Hamlet from Hamlet by William Shakespeare

Throughout the play, Hamlet is worried about life and death, which has made him a dynamic character. The greatest fear of Hamlet is afterlife, which is quite understandable, because his father’s Ghost comes out of purgatory and tells him about the horror and terror awaiting it. Because of his preoccupation with this fear, Hamlet does not act out on his desire to avenge upon Claudius. Nevertheless, when he visits graveyard and holds dead skull of the person he knows, then he becomes conscious about the inevitability of death and thinks that even great men such as Alexander the Great and Julius Caesar could not escape it. This philosophical change in his perspective about death lets him finally take revenge on King Claudius.

Example #3

Jack from Lord of the Flies by William Golding

There are four dynamic characters Jack, Ralph, Simon and Piggy in this novel. However, Jack is prominent among them, who is an important dynamic character, as he goes through a lot of changes during the course of the novel. On the island, he encounters life-changing experiences that develop and change him forever.
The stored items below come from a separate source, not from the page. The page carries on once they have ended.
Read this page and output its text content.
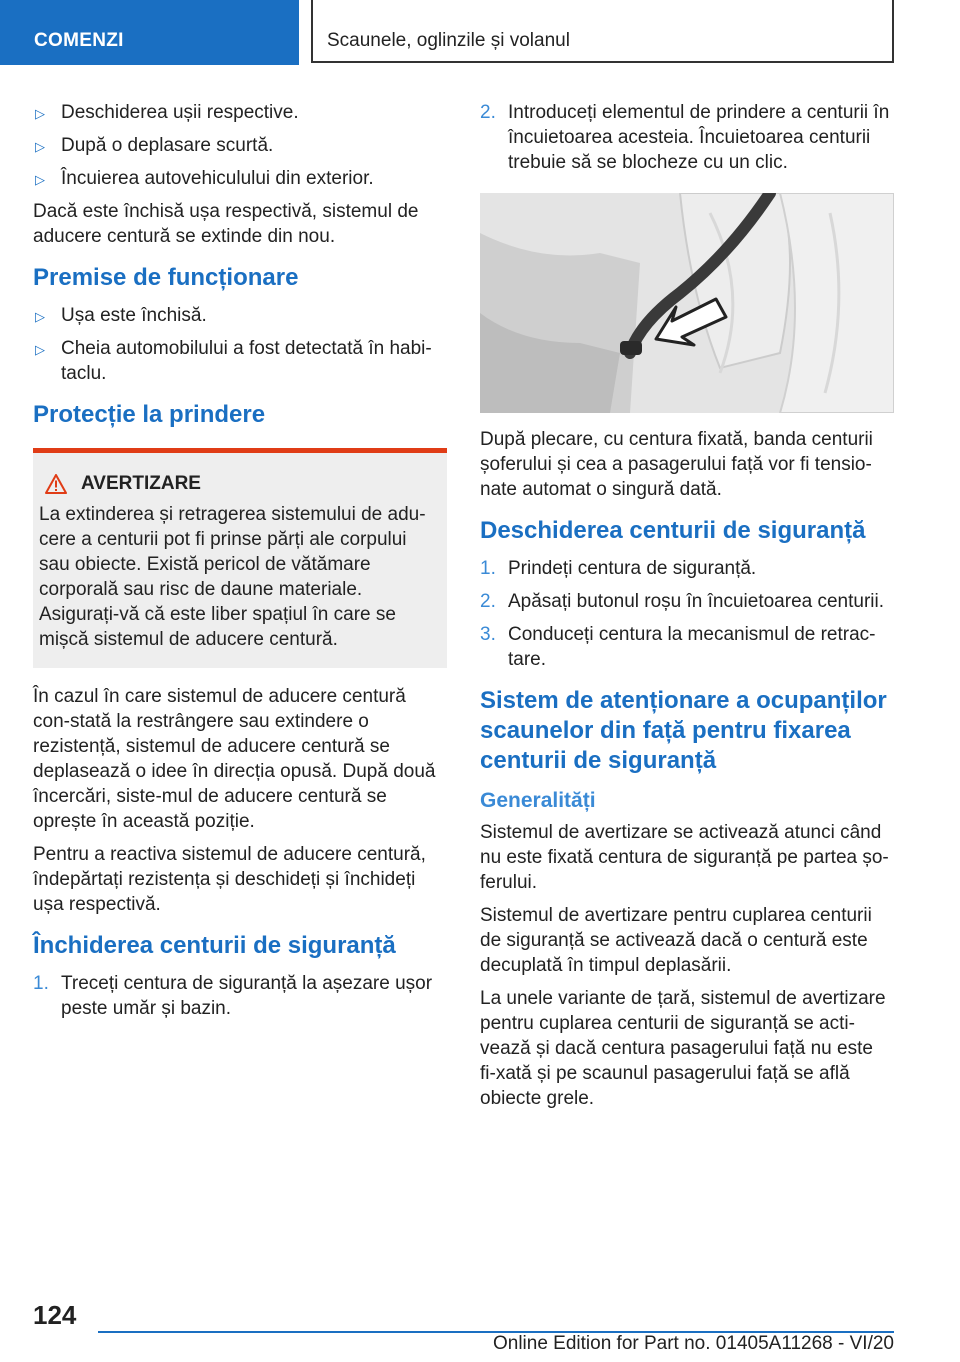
COMENZI	Scaunele, oglinzile și volanul
▷ Deschiderea ușii respective.
▷ După o deplasare scurtă.
▷ Încuierea autovehiculului din exterior.

Dacă este închisă ușa respectivă, sistemul de aducere centură se extinde din nou.

Premise de funcționare
▷ Ușa este închisă.
▷ Cheia automobilului a fost detectată în habi-taclu.
Protecție la prindere
AVERTIZARE

La extinderea și retragerea sistemului de adu-cere a centurii pot fi prinse părți ale corpului sau obiecte. Există pericol de vătămare corporală sau risc de daune materiale. Asigurați-vă că este liber spațiul în care se mișcă sistemul de aducere centură.

În cazul în care sistemul de aducere centură con-stată la restrângere sau extindere o rezistență, sistemul de aducere centură se deplasează o idee în direcția opusă. După două încercări, siste-mul de aducere centură se oprește în această poziție.

Pentru a reactiva sistemul de aducere centură, îndepărtați rezistența și deschideți și închideți ușa respectivă.

Închiderea centurii de siguranță
1. Treceți centura de siguranță la așezare ușor peste umăr și bazin.
2. Introduceți elementul de prindere a centurii în încuietoarea acesteia. Încuietoarea centurii trebuie să se blocheze cu un clic.

După plecare, cu centura fixată, banda centurii șoferului și cea a pasagerului față vor fi tensio-nate automat o singură dată.

Deschiderea centurii de siguranță
1. Prindeți centura de siguranță.
2. Apăsați butonul roșu în încuietoarea centurii.
3. Conduceți centura la mecanismul de retrac-tare.
Sistem de atenționare a ocupanților scaunelor din față pentru fixarea centurii de siguranță
Generalități

Sistemul de avertizare se activează atunci când nu este fixată centura de siguranță pe partea șo-ferului.

Sistemul de avertizare pentru cuplarea centurii de siguranță se activează dacă o centură este decuplată în timpul deplasării.

La unele variante de țară, sistemul de avertizare pentru cuplarea centurii de siguranță se acti-vează și dacă centura pasagerului față nu este fi-xată și pe scaunul pasagerului față se află obiecte grele.

124
Online Edition for Part no. 01405A11268 - VI/20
He has never thought that he would live the way he lives on the island. His authoritative figure, violence and instinctual behavior make him a dynamic character.

Example #4

Sydney Carton from A Tale of Two Cities by Charles Dickens

Sydney Carton is another good example of a dynamic character. At the very beginning of the story, Carton thinks of himself as, “I am a disappointed drudge, sir. I care for no man on earth, and no man on earth cares for me.” He throws himself in a depressed state; digging into a hole from where, he thinks, he could never come out. He is frustrated, and thinks his purpose in life is only to serve C.J. Stryver. The only beautiful part of his life is his love for Lucie Manette, hearing her news of marrying Charles Darnay, heartbroken man goes to her and reveals his feelings to her. This conversation brings a turning point in his life and he start taking care of himself and people around him.


A dynamic character plays an important role in a narrative. Often it is the main character of the story. It helps to build a compelling and convincing story around it. By going through an important transition, having a coming-of-the-age experience, pulling through trials, gaining maturity and feeling a change of the heart, developing likable qualities, a dynamic character shows a his full transformation. All these changes bring a flavor to the story line and an element of surprise to the readers.